Unlike the recreational rockfish seasons on Chesapeake Bay, which have variable size and creel limits depending on the time of year, Maryland's Atlantic Coast season is open year-round with a 28-inch minimum and a limit of two per day.

John Meushaw of Skip's Bait and Tackle on Talbot Street said the coastal season is largely overlooked, especially from mid-fall through early winter.

"The fall rockfishing here is absolutely fantastic," said Meushaw, whose business at this time of year is largely devoted to jetty fishermen who buy green crabs as bait for tautog. "It has nowhere near reached its potential."

Part of the reason, Meushaw said, is the variety of inshore and offshore species that draw anglers in droves from late February to early October -- flounder, croaker, sea trout, spot, blues, tautog, sea bass, shark, dolphin, tuna and billfish, among them.

"We had trout to 6 or 7 pounds until a week ago, and we caught tuna until three weeks ago," said Meushaw. "In my mind, from the middle of September to the end of November is the best fishing there is.

"But we have fished Little Gull Shoal in shirtsleeves in January and limited out every time. It's a shame there are not more people who know about it."

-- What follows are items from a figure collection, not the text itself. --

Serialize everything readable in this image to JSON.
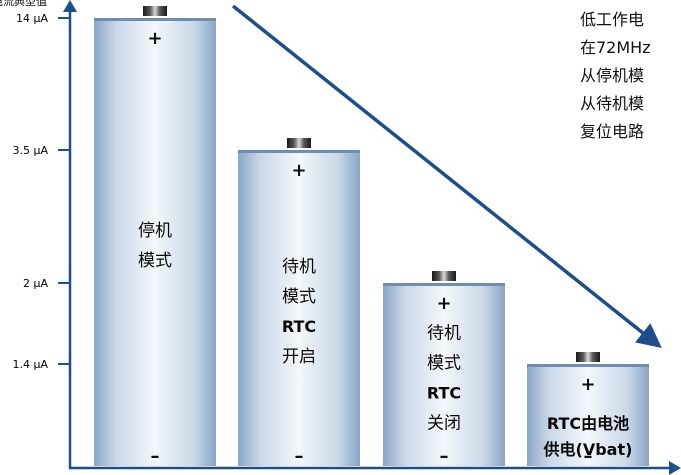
{
  "chart_data": {
    "type": "bar",
    "title": "电流典型值",
    "y_unit": "μA",
    "y_ticks": [
      "14 μA",
      "3.5 μA",
      "2 μA",
      "1.4 μA"
    ],
    "categories": [
      [
        "停机",
        "模式"
      ],
      [
        "待机",
        "模式",
        "RTC",
        "开启"
      ],
      [
        "待机",
        "模式",
        "RTC",
        "关闭"
      ],
      [
        "RTC由电池",
        "供电(Vbat)"
      ]
    ],
    "values": [
      14,
      3.5,
      2,
      1.4
    ],
    "battery_plus": "+",
    "battery_minus": "–",
    "notes": [
      "低工作电",
      "在72MHz",
      "从停机模",
      "从待机模",
      "复位电路"
    ],
    "colors": {
      "axis": "#1d4f8c",
      "arrow": "#1e4d8f",
      "battery_light": "#f4f7fb",
      "battery_mid": "#c2d2e4",
      "battery_dark": "#7f9dbf"
    }
  }
}
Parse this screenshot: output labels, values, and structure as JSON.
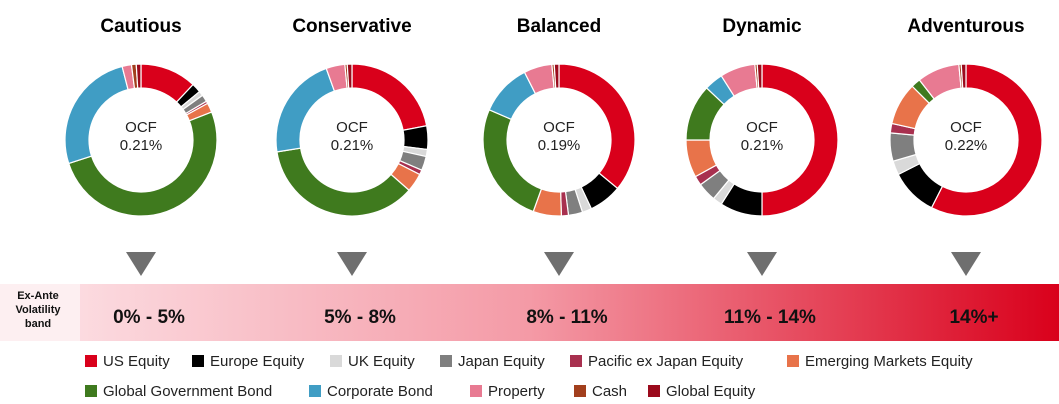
{
  "chart_data": [
    {
      "type": "donut",
      "title": "Cautious",
      "center_label": "OCF",
      "center_value": "0.21%",
      "values": [
        12,
        2,
        1,
        1.5,
        0.5,
        2,
        51,
        26,
        2,
        1,
        1
      ]
    },
    {
      "type": "donut",
      "title": "Conservative",
      "center_label": "OCF",
      "center_value": "0.21%",
      "values": [
        22,
        5,
        1.5,
        3,
        1,
        4,
        36,
        22,
        4,
        0.5,
        1
      ]
    },
    {
      "type": "donut",
      "title": "Balanced",
      "center_label": "OCF",
      "center_value": "0.19%",
      "values": [
        36,
        7,
        2,
        3,
        1.5,
        6,
        26,
        11,
        6,
        0.5,
        1
      ]
    },
    {
      "type": "donut",
      "title": "Dynamic",
      "center_label": "OCF",
      "center_value": "0.21%",
      "values": [
        50,
        9,
        2,
        4,
        2,
        8,
        12,
        4,
        7.5,
        0.5,
        1
      ]
    },
    {
      "type": "donut",
      "title": "Adventurous",
      "center_label": "OCF",
      "center_value": "0.22%",
      "values": [
        57.5,
        10,
        3,
        6,
        2,
        9,
        2,
        0,
        9,
        0.5,
        1
      ]
    }
  ],
  "legend": {
    "categories": [
      "US Equity",
      "Europe Equity",
      "UK Equity",
      "Japan Equity",
      "Pacific ex Japan Equity",
      "Emerging Markets Equity",
      "Global Government Bond",
      "Corporate Bond",
      "Property",
      "Cash",
      "Global Equity"
    ],
    "colors": [
      "#d9001b",
      "#000000",
      "#d9d9d9",
      "#7f7f7f",
      "#a8304f",
      "#e8734a",
      "#3f7a1e",
      "#409dc4",
      "#e87a92",
      "#a23f1d",
      "#9b0a1c"
    ]
  },
  "volatility": {
    "label": "Ex-Ante Volatility band",
    "bands": [
      "0% - 5%",
      "5% - 8%",
      "8% - 11%",
      "11% - 14%",
      "14%+"
    ]
  }
}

Monty Hawkins, captain of the O.C. Princess, has been running parties of fishermen out of Ocean City for more than 20 years. While he is aware of the stripers, his customers have shown little interest."

"I think [fishing the nearshore cuts] would be worth the effort if that's what you want to do," said Hawkins, who is running trips out of the Ocean City Fishing Center through the Sunday after Thanksgiving. "But my clients come down for sea bass."

Al Wesche of the Department of Natural Resources said there are more striped bass in Ocean City waters than he has seen since 1972. Over the past few years, he said, a spawning population has developed in Trappe Creek.

"We never used to catch any little rock on the back bays until seven or eight years ago," said Wesche, who heads a Fisheries Service field office in Ocean City that monitors commercial catches in the area. He said they starting showing up after the moratorium on all fishing for rockfish from 1985 to 1990.

Harry Hornick, leader of DNR's Striped Bass Project, said federal and state surveys of coastal populations have documented levels of mature, migrant rockfish that "might be what we had out there 100 years ago."

The big stripers moving through Maryland waters now, Hornick said, include large numbers of 12- to 13-year-old fish, year classes that were protected during the moratorium.

"It is not surprising that these fish are there," Hornick said. "The stock has grown, and they are moving into all areas of their range."

"The high, slack tide seems to be best," said Wesche. "But you have to be there an hour before and stay an hour or so after -- and, of course, it's always better at night."

He said anglers do best off the Shantytown Pier, at the Route 50 bridge and working the channel north of the bridge.

As night enclosed the channel, the drift patterns of a half dozen boats were marked only by red, green and white running lights and the voices of chilled fishermen -- until a hot shout in the darkness said it all: "Yes! Striper!"